Alliance formed against Qatar will have consequences for trade with the region

12 Jun 2017


On the 5th June Saudi Arabia, Bahrain, Egypt, the United Arab Emirates and the internationally recognised Yemeni government cut diplomatic relations with Qatar over accusations that Doha has been supporting terrorism.

Saudi Arabia, the UAE and Bahrain have now closed their air space and territorial waters to Qatar. Saudi Arabia has also closed its land border with Qatar, Qatar’s only land border with another country. Egypt has closed its airspace to all flights to and from Qatar.

The direct consequence for businesses will be difficulty in conducting trade and shipping operations. The alliance against Qatar are now blocking Qatar-flagged vessels, along with other vessels heading in and out of the country.

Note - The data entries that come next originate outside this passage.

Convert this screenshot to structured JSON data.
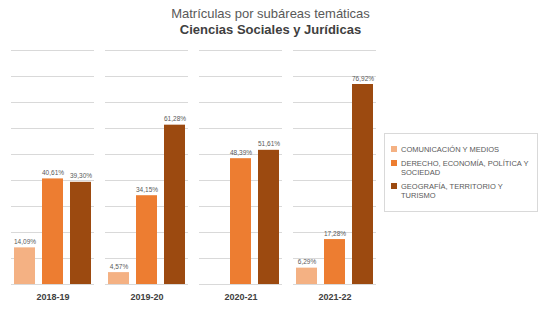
{
  "chart_data": {
    "type": "bar",
    "title": "Matrículas por subáreas temáticas",
    "subtitle": "Ciencias Sociales y Jurídicas",
    "categories": [
      "2018-19",
      "2019-20",
      "2020-21",
      "2021-22"
    ],
    "series": [
      {
        "name": "COMUNICACIÓN Y MEDIOS",
        "color": "#f4b183",
        "values": [
          14.09,
          4.57,
          null,
          6.29
        ],
        "value_labels": [
          "14,09%",
          "4,57%",
          null,
          "6,29%"
        ]
      },
      {
        "name": "DERECHO, ECONOMÍA, POLÍTICA Y SOCIEDAD",
        "color": "#ed7d31",
        "values": [
          40.61,
          34.15,
          48.39,
          17.28
        ],
        "value_labels": [
          "40,61%",
          "34,15%",
          "48,39%",
          "17,28%"
        ]
      },
      {
        "name": "GEOGRAFÍA, TERRITORIO Y TURISMO",
        "color": "#9c4a10",
        "values": [
          39.3,
          61.28,
          51.61,
          76.92
        ],
        "value_labels": [
          "39,30%",
          "61,28%",
          "51,61%",
          "76,92%"
        ]
      }
    ],
    "ylim": [
      0,
      90
    ],
    "yticks": [
      0,
      10,
      20,
      30,
      40,
      50,
      60,
      70,
      80,
      90
    ],
    "grid": true,
    "legend": "right",
    "data_labels": true,
    "tick_labels": "x"
  }
}
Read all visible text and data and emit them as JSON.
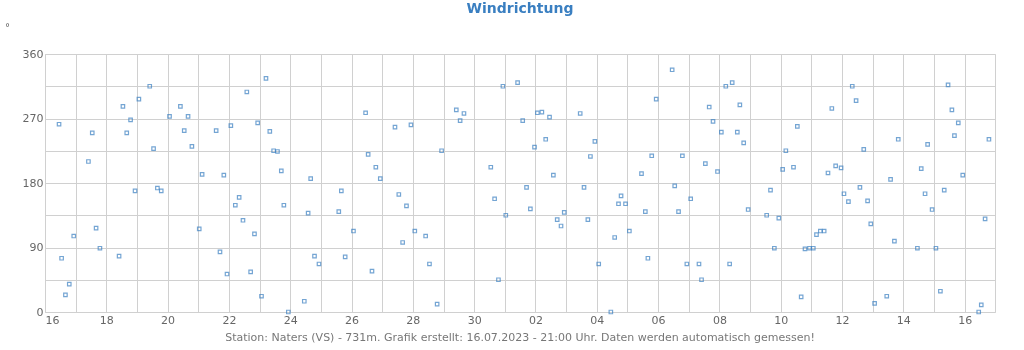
{
  "chart_data": {
    "type": "scatter",
    "title": "Windrichtung",
    "ylabel": "°",
    "annotations": [
      "Station: Naters (VS) - 731m. Grafik erstellt: 16.07.2023 - 21:00 Uhr. Daten werden automatisch gemessen!"
    ],
    "marker": "square",
    "grid": true,
    "xlim": [
      "2023-06-16T00:00",
      "2023-07-16T23:45"
    ],
    "xticks": [
      {
        "value": "2023-06-16",
        "label": "16"
      },
      {
        "value": "2023-06-17",
        "label": null
      },
      {
        "value": "2023-06-18",
        "label": "18"
      },
      {
        "value": "2023-06-19",
        "label": null
      },
      {
        "value": "2023-06-20",
        "label": "20"
      },
      {
        "value": "2023-06-21",
        "label": null
      },
      {
        "value": "2023-06-22",
        "label": "22"
      },
      {
        "value": "2023-06-23",
        "label": null
      },
      {
        "value": "2023-06-24",
        "label": "24"
      },
      {
        "value": "2023-06-25",
        "label": null
      },
      {
        "value": "2023-06-26",
        "label": "26"
      },
      {
        "value": "2023-06-27",
        "label": null
      },
      {
        "value": "2023-06-28",
        "label": "28"
      },
      {
        "value": "2023-06-29",
        "label": null
      },
      {
        "value": "2023-06-30",
        "label": "30"
      },
      {
        "value": "2023-07-01",
        "label": null
      },
      {
        "value": "2023-07-02",
        "label": "02"
      },
      {
        "value": "2023-07-03",
        "label": null
      },
      {
        "value": "2023-07-04",
        "label": "04"
      },
      {
        "value": "2023-07-05",
        "label": null
      },
      {
        "value": "2023-07-06",
        "label": "06"
      },
      {
        "value": "2023-07-07",
        "label": null
      },
      {
        "value": "2023-07-08",
        "label": "08"
      },
      {
        "value": "2023-07-09",
        "label": null
      },
      {
        "value": "2023-07-10",
        "label": "10"
      },
      {
        "value": "2023-07-11",
        "label": null
      },
      {
        "value": "2023-07-12",
        "label": "12"
      },
      {
        "value": "2023-07-13",
        "label": null
      },
      {
        "value": "2023-07-14",
        "label": "14"
      },
      {
        "value": "2023-07-15",
        "label": null
      },
      {
        "value": "2023-07-16",
        "label": "16"
      }
    ],
    "ylim": [
      0,
      360
    ],
    "yticks": [
      0,
      {
        "value": 45,
        "label": null
      },
      90,
      {
        "value": 135,
        "label": null
      },
      180,
      {
        "value": 225,
        "label": null
      },
      270,
      {
        "value": 315,
        "label": null
      },
      360
    ],
    "series": [
      {
        "color": "#3a7fc1",
        "x": [
          "2023-06-16T11:00",
          "2023-06-16T13:00",
          "2023-06-16T16:00",
          "2023-06-16T19:00",
          "2023-06-16T22:30",
          "2023-06-17T10:00",
          "2023-06-17T13:00",
          "2023-06-17T16:00",
          "2023-06-17T19:00",
          "2023-06-18T10:00",
          "2023-06-18T13:00",
          "2023-06-18T16:00",
          "2023-06-18T19:00",
          "2023-06-18T22:30",
          "2023-06-19T01:30",
          "2023-06-19T10:00",
          "2023-06-19T13:00",
          "2023-06-19T16:00",
          "2023-06-19T19:00",
          "2023-06-20T01:30",
          "2023-06-20T10:00",
          "2023-06-20T13:00",
          "2023-06-20T16:00",
          "2023-06-20T19:00",
          "2023-06-21T00:45",
          "2023-06-21T03:00",
          "2023-06-21T14:00",
          "2023-06-21T17:00",
          "2023-06-21T20:00",
          "2023-06-21T22:30",
          "2023-06-22T01:30",
          "2023-06-22T05:00",
          "2023-06-22T08:00",
          "2023-06-22T11:00",
          "2023-06-22T14:00",
          "2023-06-22T17:00",
          "2023-06-22T20:00",
          "2023-06-22T22:30",
          "2023-06-23T01:30",
          "2023-06-23T05:00",
          "2023-06-23T08:00",
          "2023-06-23T11:00",
          "2023-06-23T14:00",
          "2023-06-23T17:00",
          "2023-06-23T19:00",
          "2023-06-23T22:30",
          "2023-06-24T11:00",
          "2023-06-24T14:00",
          "2023-06-24T16:00",
          "2023-06-24T19:00",
          "2023-06-24T22:30",
          "2023-06-25T14:00",
          "2023-06-25T16:00",
          "2023-06-25T19:00",
          "2023-06-26T01:30",
          "2023-06-26T11:00",
          "2023-06-26T13:00",
          "2023-06-26T16:00",
          "2023-06-26T19:00",
          "2023-06-26T22:30",
          "2023-06-27T10:00",
          "2023-06-27T13:00",
          "2023-06-27T16:00",
          "2023-06-27T19:00",
          "2023-06-27T22:30",
          "2023-06-28T01:30",
          "2023-06-28T10:00",
          "2023-06-28T13:00",
          "2023-06-28T19:00",
          "2023-06-28T22:30",
          "2023-06-29T10:00",
          "2023-06-29T13:00",
          "2023-06-29T16:00",
          "2023-06-30T13:00",
          "2023-06-30T16:00",
          "2023-06-30T19:00",
          "2023-06-30T22:30",
          "2023-07-01T00:45",
          "2023-07-01T10:00",
          "2023-07-01T14:00",
          "2023-07-01T17:00",
          "2023-07-01T20:00",
          "2023-07-01T23:15",
          "2023-07-02T01:30",
          "2023-07-02T05:00",
          "2023-07-02T08:00",
          "2023-07-02T11:00",
          "2023-07-02T14:00",
          "2023-07-02T17:00",
          "2023-07-02T20:00",
          "2023-07-02T22:30",
          "2023-07-03T11:00",
          "2023-07-03T14:00",
          "2023-07-03T17:00",
          "2023-07-03T19:00",
          "2023-07-03T22:30",
          "2023-07-04T01:30",
          "2023-07-04T11:00",
          "2023-07-04T14:00",
          "2023-07-04T17:00",
          "2023-07-04T19:00",
          "2023-07-04T22:30",
          "2023-07-05T01:30",
          "2023-07-05T11:00",
          "2023-07-05T14:00",
          "2023-07-05T16:00",
          "2023-07-05T19:00",
          "2023-07-05T22:30",
          "2023-07-06T11:00",
          "2023-07-06T13:00",
          "2023-07-06T16:00",
          "2023-07-06T19:00",
          "2023-07-06T22:30",
          "2023-07-07T01:30",
          "2023-07-07T08:00",
          "2023-07-07T10:00",
          "2023-07-07T13:00",
          "2023-07-07T16:00",
          "2023-07-07T19:00",
          "2023-07-07T22:30",
          "2023-07-08T01:30",
          "2023-07-08T05:00",
          "2023-07-08T08:00",
          "2023-07-08T10:00",
          "2023-07-08T14:00",
          "2023-07-08T16:00",
          "2023-07-08T19:00",
          "2023-07-08T22:30",
          "2023-07-09T13:00",
          "2023-07-09T16:00",
          "2023-07-09T19:00",
          "2023-07-09T22:30",
          "2023-07-10T01:30",
          "2023-07-10T04:00",
          "2023-07-10T10:00",
          "2023-07-10T13:00",
          "2023-07-10T16:00",
          "2023-07-10T19:00",
          "2023-07-10T22:30",
          "2023-07-11T01:30",
          "2023-07-11T04:00",
          "2023-07-11T07:00",
          "2023-07-11T10:00",
          "2023-07-11T13:00",
          "2023-07-11T16:00",
          "2023-07-11T19:00",
          "2023-07-11T23:15",
          "2023-07-12T01:30",
          "2023-07-12T05:00",
          "2023-07-12T08:00",
          "2023-07-12T11:00",
          "2023-07-12T14:00",
          "2023-07-12T17:00",
          "2023-07-12T20:00",
          "2023-07-12T22:30",
          "2023-07-13T01:30",
          "2023-07-13T11:00",
          "2023-07-13T14:00",
          "2023-07-13T17:00",
          "2023-07-13T20:00",
          "2023-07-14T11:00",
          "2023-07-14T14:00",
          "2023-07-14T17:00",
          "2023-07-14T19:00",
          "2023-07-14T22:30",
          "2023-07-15T01:30",
          "2023-07-15T05:00",
          "2023-07-15T08:00",
          "2023-07-15T11:00",
          "2023-07-15T14:00",
          "2023-07-15T16:00",
          "2023-07-15T19:00",
          "2023-07-15T22:30",
          "2023-07-16T11:00",
          "2023-07-16T13:00",
          "2023-07-16T16:00",
          "2023-07-16T19:00"
        ],
        "values": [
          262,
          75,
          24,
          39,
          106,
          210,
          250,
          117,
          89,
          78,
          287,
          250,
          268,
          169,
          297,
          315,
          228,
          173,
          169,
          273,
          287,
          253,
          273,
          231,
          116,
          192,
          253,
          84,
          191,
          53,
          260,
          149,
          160,
          128,
          307,
          56,
          109,
          264,
          22,
          326,
          252,
          225,
          224,
          197,
          149,
          0,
          15,
          138,
          186,
          78,
          67,
          140,
          169,
          77,
          113,
          278,
          220,
          57,
          202,
          186,
          258,
          164,
          97,
          148,
          261,
          113,
          106,
          67,
          11,
          225,
          282,
          267,
          277,
          202,
          158,
          45,
          315,
          135,
          320,
          267,
          174,
          144,
          230,
          278,
          279,
          241,
          272,
          191,
          129,
          120,
          139,
          277,
          174,
          129,
          217,
          238,
          67,
          0,
          104,
          151,
          162,
          151,
          113,
          193,
          140,
          75,
          218,
          297,
          338,
          176,
          140,
          218,
          67,
          158,
          67,
          45,
          207,
          286,
          266,
          196,
          251,
          315,
          67,
          320,
          251,
          289,
          236,
          143,
          135,
          170,
          89,
          131,
          199,
          225,
          202,
          259,
          21,
          88,
          89,
          89,
          108,
          113,
          113,
          194,
          284,
          204,
          201,
          165,
          154,
          315,
          295,
          174,
          227,
          155,
          123,
          12,
          22,
          185,
          99,
          241,
          89,
          200,
          165,
          234,
          143,
          89,
          29,
          170,
          317,
          282,
          246,
          264,
          191,
          0,
          10,
          130,
          241
        ]
      }
    ]
  }
}
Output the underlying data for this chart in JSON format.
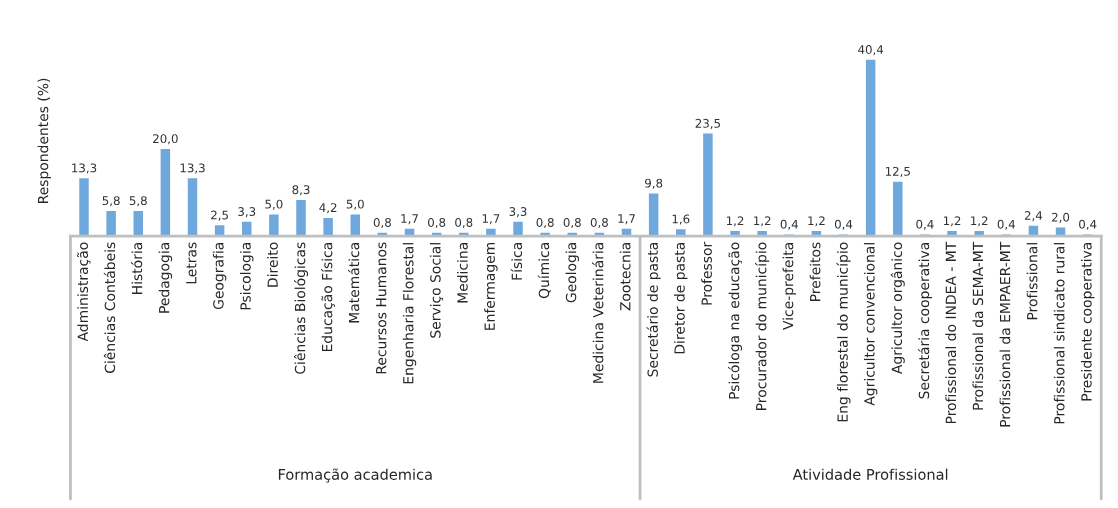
{
  "chart_data": {
    "type": "bar",
    "ylabel": "Respondentes (%)",
    "categories": [
      "Administração",
      "Ciências Contábeis",
      "História",
      "Pedagogia",
      "Letras",
      "Geografia",
      "Psicologia",
      "Direito",
      "Ciências Biológicas",
      "Educação Física",
      "Matemática",
      "Recursos Humanos",
      "Engenharia Florestal",
      "Serviço Social",
      "Medicina",
      "Enfermagem",
      "Física",
      "Química",
      "Geologia",
      "Medicina Veterinária",
      "Zootecnia",
      "Secretário de pasta",
      "Diretor de pasta",
      "Professor",
      "Psicóloga na educação",
      "Procurador do município",
      "Vice-prefeita",
      "Prefeitos",
      "Eng florestal do município",
      "Agricultor convencional",
      "Agricultor orgânico",
      "Secretária cooperativa",
      "Profissional do INDEA - MT",
      "Profissional da SEMA-MT",
      "Profissional da EMPAER-MT",
      "Profissional",
      "Profissional sindicato rural",
      "Presidente cooperativa"
    ],
    "values": [
      13.3,
      5.8,
      5.8,
      20.0,
      13.3,
      2.5,
      3.3,
      5.0,
      8.3,
      4.2,
      5.0,
      0.8,
      1.7,
      0.8,
      0.8,
      1.7,
      3.3,
      0.8,
      0.8,
      0.8,
      1.7,
      9.8,
      1.6,
      23.5,
      1.2,
      1.2,
      0.4,
      1.2,
      0.4,
      40.4,
      12.5,
      0.4,
      1.2,
      1.2,
      0.4,
      2.4,
      2.0,
      0.4
    ],
    "value_labels": [
      "13,3",
      "5,8",
      "5,8",
      "20,0",
      "13,3",
      "2,5",
      "3,3",
      "5,0",
      "8,3",
      "4,2",
      "5,0",
      "0,8",
      "1,7",
      "0,8",
      "0,8",
      "1,7",
      "3,3",
      "0,8",
      "0,8",
      "0,8",
      "1,7",
      "9,8",
      "1,6",
      "23,5",
      "1,2",
      "1,2",
      "0,4",
      "1,2",
      "0,4",
      "40,4",
      "12,5",
      "0,4",
      "1,2",
      "1,2",
      "0,4",
      "2,4",
      "2,0",
      "0,4"
    ],
    "color": "#6fa8dc",
    "annotations": [
      "Formação academica",
      "Atividade Profissional"
    ]
  }
}
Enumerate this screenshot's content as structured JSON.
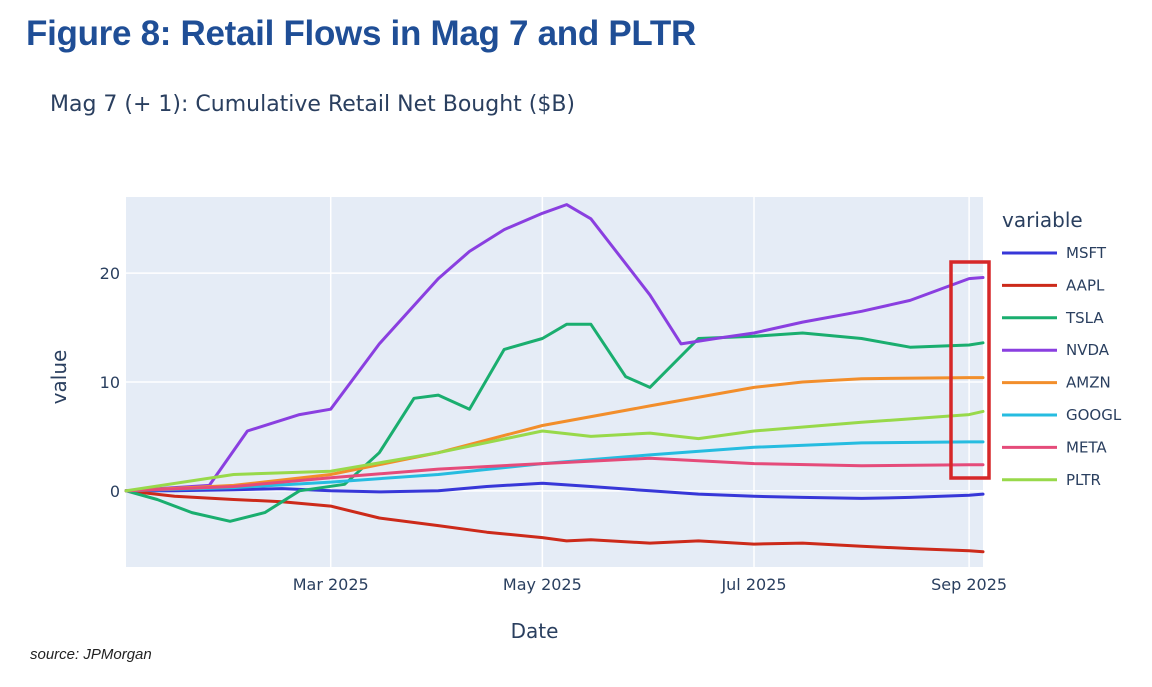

This will affect companies with trade routes to and from Qatar and logistics and shipping companies, with large trade volumes or retail operations in Qatar.

Egypt has not yet indicated whether it intends to block Qatar-linked vessels/cargo from using the Suez Canal – a common route for tankers.

Some banks in the region may refuse to accept Qatari currency, and it is understood that some Saudi, UAE and Egyptian banks are suspending dealings with Qatari banks and may not recognise letters of credit or other payments until guidance is sought from their respective central banks.

There are no current indications that the situation will de-escalate. Tensions in the region have mounted due to Qatar’s bold foreign policy and alleged support for militant Islamist groups, especially during the Arab Spring uprising that began in 2010.